The Deep Water Horizon Spill and its Microbial Companions.

Hydrocarbons enter the marine environment through both natural and anthropogenic pathways, however the local hydrocarbon input of natural sources pales in comparison to the amount discharged during an event such as the Deepwater Horizon Accident (DWH), which released at least 4 million barrels of oil into the environment. The DWH spill resulted in a unique microbial response due to the release of both oil and natural gas at such significant depths, these conditions drastically altered the diversity and distribution of hydrocarbon degrading bacteria.

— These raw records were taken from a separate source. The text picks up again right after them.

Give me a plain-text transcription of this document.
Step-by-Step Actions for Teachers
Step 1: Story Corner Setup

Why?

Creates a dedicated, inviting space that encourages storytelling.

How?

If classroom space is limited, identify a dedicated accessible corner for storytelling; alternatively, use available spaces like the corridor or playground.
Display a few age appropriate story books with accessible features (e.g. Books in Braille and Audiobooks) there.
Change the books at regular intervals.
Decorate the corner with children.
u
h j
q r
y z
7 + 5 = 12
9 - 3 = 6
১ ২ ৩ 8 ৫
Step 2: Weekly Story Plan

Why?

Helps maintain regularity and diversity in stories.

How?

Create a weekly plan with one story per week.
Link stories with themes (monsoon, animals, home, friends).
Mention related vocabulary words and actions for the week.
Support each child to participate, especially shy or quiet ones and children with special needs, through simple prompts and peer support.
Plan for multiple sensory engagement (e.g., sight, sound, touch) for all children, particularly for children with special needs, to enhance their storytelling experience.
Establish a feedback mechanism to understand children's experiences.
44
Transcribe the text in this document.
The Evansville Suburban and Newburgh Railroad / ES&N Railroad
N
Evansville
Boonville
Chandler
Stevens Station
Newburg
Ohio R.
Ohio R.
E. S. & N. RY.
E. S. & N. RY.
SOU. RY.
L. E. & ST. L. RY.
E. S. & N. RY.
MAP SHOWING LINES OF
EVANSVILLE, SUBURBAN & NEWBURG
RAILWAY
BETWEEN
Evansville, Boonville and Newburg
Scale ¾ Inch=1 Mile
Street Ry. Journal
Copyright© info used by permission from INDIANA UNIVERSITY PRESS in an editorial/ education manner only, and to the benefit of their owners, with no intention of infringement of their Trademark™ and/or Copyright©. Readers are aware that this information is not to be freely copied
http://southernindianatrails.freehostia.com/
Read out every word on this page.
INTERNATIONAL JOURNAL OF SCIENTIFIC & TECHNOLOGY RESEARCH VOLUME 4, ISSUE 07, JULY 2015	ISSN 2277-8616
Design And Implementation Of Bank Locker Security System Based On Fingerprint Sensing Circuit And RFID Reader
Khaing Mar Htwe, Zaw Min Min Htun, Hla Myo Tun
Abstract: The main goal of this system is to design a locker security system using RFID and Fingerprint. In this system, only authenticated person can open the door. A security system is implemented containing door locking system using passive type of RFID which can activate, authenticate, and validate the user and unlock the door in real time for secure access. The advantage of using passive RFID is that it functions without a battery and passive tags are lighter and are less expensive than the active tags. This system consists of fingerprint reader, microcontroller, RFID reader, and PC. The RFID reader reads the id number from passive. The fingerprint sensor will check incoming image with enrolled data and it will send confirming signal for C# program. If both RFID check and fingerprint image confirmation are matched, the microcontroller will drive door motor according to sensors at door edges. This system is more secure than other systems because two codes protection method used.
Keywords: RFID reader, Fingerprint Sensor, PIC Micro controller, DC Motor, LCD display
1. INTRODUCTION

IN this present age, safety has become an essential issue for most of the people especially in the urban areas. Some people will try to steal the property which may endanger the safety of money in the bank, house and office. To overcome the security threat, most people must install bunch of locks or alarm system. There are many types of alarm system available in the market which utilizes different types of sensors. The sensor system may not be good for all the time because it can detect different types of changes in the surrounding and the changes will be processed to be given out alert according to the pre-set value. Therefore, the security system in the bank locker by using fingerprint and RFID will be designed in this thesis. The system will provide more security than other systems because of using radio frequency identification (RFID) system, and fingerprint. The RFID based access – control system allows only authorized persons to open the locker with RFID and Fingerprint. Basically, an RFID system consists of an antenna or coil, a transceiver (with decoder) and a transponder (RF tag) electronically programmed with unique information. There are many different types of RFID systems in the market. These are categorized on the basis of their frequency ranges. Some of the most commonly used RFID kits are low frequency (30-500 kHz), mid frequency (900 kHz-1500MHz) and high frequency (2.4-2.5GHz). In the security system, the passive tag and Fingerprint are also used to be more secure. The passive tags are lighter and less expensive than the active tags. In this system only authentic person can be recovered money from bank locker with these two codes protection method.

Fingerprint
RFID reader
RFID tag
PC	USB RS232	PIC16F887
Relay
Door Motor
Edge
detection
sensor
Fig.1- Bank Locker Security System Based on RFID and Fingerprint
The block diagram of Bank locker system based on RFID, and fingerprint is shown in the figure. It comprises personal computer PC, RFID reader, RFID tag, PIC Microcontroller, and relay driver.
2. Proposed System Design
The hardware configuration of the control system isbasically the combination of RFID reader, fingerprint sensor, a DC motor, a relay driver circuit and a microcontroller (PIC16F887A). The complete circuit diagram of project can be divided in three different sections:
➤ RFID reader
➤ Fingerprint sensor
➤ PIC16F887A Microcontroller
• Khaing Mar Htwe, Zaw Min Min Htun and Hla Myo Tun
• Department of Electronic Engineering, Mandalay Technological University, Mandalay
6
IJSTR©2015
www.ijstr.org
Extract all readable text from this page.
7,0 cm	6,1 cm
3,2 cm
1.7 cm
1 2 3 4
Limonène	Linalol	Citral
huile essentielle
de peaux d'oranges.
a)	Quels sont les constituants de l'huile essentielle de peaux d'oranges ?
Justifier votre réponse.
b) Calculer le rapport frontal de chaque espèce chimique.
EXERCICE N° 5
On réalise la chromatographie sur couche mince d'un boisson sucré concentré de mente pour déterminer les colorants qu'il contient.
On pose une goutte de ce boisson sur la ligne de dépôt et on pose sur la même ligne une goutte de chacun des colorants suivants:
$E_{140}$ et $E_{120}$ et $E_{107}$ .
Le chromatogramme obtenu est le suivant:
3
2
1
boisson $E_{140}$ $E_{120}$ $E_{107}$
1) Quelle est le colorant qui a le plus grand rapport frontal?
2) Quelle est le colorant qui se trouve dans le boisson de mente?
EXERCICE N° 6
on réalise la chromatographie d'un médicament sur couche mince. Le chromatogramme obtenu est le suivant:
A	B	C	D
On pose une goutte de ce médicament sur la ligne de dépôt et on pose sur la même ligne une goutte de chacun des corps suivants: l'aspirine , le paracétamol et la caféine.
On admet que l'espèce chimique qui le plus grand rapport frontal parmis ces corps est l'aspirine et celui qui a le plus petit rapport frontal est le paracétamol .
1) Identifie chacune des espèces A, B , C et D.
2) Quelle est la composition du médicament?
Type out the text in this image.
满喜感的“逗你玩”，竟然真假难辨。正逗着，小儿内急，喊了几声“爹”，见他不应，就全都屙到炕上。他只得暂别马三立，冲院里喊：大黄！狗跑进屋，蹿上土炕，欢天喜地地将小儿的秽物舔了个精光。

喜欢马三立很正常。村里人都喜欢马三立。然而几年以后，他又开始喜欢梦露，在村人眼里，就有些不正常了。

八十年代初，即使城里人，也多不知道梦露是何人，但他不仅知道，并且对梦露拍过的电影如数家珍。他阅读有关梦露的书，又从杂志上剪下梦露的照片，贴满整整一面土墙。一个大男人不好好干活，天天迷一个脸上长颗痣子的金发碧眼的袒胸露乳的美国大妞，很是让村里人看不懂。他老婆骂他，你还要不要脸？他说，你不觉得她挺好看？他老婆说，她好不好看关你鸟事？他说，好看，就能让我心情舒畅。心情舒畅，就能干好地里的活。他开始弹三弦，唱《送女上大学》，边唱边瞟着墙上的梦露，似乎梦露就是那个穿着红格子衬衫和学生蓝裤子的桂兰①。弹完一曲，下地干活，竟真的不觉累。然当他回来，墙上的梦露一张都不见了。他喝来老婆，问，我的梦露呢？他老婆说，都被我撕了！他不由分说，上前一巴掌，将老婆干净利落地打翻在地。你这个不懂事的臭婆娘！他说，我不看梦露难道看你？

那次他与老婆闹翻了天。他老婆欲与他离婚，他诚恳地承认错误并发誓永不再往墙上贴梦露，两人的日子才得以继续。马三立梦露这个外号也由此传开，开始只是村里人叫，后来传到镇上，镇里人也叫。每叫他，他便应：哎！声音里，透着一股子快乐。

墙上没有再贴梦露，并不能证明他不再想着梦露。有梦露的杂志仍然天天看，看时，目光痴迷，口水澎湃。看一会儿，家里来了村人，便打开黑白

It is well documented that microbes aid in the degradation and remediation of hydrocarbons, however due to the rare occurrence of such a massive influx of oil, studies of bacteria communities’ in-situ are rare. Most published studies are carried out in mesocosms which focus on sediment, beach sand, or surface water, while the pelagic microbial response is often overlooked.

In the study Redmond and Valentine, carried out environmental 16s rRNA sequencing as well as stable isotope probing (SIP), allowing them to survey the diversity of organisms present and map the links between bacterial taxa and the respective hydrocarbon they degrade.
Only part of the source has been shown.